Khalifah al-Mansur ini telah mengadakan penyelidikan terkait keistimewaan pada tempat yang telah dipilih untuk menjadi ibukota kerajaannya, dan telah melibatkan diri di dalam membuat segala persiapan dan pelaksanaannya.[2]
Dalam membangun kota ini, Khalifah mempekerjakan ahli bangunan terdiri dari arsitektur-arsitektur, tukang batu, tukang kayu, ahli lukis, ahli pahat, dan lain-lain. Mereka didatangkan dari Syiria, Mosul, Basrah, dan Kufah yang berjumlah sekitar 100.000 orang.[3]
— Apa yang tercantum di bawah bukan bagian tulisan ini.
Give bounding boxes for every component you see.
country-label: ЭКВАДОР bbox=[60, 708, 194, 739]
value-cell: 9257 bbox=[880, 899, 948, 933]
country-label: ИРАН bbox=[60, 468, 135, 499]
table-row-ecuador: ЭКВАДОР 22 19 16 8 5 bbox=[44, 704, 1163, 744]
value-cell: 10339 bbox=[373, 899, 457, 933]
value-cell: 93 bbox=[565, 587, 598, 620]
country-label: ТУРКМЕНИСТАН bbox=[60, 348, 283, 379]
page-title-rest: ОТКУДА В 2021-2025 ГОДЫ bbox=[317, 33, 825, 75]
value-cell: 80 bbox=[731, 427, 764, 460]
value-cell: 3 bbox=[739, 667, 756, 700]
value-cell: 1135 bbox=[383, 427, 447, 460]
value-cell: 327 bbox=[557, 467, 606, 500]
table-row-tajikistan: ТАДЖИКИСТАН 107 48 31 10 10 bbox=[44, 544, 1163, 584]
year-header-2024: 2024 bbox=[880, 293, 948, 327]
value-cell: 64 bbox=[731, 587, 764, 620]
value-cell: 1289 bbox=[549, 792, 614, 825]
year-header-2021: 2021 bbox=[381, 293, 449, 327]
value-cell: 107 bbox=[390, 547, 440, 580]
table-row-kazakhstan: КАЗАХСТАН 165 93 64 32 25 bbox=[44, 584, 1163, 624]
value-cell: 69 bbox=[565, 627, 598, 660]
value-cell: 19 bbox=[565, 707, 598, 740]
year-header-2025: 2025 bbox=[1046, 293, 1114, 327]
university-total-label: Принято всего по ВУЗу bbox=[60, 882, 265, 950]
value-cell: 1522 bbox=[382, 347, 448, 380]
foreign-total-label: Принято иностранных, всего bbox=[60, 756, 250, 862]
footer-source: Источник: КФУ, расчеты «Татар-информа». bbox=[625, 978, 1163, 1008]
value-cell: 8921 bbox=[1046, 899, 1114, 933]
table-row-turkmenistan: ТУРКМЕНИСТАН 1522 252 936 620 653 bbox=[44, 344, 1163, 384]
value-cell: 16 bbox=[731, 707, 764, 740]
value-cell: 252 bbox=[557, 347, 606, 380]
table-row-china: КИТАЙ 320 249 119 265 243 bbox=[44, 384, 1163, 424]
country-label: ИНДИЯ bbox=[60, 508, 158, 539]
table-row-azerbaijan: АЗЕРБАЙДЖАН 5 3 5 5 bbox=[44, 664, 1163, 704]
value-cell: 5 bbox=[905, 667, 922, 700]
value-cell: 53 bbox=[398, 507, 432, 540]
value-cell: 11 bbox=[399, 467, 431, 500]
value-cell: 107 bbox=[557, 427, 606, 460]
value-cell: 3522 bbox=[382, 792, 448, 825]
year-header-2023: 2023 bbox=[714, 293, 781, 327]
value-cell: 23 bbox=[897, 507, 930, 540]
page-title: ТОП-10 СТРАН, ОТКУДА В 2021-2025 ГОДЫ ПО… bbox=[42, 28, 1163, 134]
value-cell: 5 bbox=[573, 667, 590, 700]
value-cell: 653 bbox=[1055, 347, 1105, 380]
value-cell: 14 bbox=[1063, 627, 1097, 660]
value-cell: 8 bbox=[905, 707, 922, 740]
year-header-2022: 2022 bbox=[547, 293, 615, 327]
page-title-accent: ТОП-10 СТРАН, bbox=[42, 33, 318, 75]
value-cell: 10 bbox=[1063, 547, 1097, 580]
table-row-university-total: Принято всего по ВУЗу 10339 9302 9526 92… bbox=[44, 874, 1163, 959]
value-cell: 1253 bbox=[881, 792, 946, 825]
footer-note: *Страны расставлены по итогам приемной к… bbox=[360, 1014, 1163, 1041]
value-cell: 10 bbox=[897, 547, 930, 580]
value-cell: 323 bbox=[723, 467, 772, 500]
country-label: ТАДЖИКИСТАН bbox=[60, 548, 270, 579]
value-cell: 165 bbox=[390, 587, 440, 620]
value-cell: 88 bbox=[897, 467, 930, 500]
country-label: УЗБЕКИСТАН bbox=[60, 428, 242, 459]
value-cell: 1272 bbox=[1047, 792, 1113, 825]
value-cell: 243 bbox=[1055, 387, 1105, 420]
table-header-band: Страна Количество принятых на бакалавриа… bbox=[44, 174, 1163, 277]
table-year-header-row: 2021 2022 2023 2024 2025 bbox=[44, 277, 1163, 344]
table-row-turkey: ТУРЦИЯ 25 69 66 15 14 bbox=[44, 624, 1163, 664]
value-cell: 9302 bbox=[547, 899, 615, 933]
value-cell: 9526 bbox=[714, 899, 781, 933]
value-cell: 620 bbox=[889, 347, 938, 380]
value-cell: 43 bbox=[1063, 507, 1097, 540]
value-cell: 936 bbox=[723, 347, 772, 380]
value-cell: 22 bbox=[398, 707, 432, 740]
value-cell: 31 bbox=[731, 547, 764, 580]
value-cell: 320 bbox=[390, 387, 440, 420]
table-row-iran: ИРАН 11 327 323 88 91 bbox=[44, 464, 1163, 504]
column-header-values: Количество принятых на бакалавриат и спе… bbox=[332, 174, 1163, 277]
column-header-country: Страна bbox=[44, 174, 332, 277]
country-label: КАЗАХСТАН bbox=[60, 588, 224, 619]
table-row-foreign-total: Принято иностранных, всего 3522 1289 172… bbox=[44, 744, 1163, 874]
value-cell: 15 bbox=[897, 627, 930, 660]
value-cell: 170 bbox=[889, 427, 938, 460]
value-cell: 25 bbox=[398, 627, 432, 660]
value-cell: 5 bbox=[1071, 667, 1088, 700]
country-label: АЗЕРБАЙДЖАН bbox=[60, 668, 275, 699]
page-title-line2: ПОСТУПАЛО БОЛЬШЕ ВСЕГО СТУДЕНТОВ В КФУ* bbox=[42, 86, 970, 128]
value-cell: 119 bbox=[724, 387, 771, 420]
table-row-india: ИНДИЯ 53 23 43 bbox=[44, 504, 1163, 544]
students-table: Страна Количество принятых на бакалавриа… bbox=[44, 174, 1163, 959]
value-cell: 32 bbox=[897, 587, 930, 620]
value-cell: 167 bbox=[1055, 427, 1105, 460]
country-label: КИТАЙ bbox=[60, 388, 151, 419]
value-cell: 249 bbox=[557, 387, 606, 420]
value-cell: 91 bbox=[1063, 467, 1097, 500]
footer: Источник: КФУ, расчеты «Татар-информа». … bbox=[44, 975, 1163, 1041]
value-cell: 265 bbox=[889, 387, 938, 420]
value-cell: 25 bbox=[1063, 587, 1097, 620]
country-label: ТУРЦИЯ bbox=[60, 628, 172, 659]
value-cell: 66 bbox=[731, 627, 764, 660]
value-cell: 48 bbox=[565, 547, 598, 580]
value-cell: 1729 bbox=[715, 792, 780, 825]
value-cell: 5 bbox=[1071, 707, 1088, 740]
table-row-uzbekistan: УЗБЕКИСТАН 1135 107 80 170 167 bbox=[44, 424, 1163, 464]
Sejak awal berdirinya, kota ini sudah menjadi pusat peradaban dan kebangkitan ilmu pengetahuan dalam Islam. Setelah masa al-Manshur, kota Baghdad menjadi lebih termasyur lagi karena perannya sebagai pusat perkembangan peradaban dan kebudayaan Islam. Masa keemasan kota Baghdad terjadi pada zaman pemerintahan Khalifah Harun al-Rasyid (786-809 M) dan anaknya al-Ma’mun (813-833).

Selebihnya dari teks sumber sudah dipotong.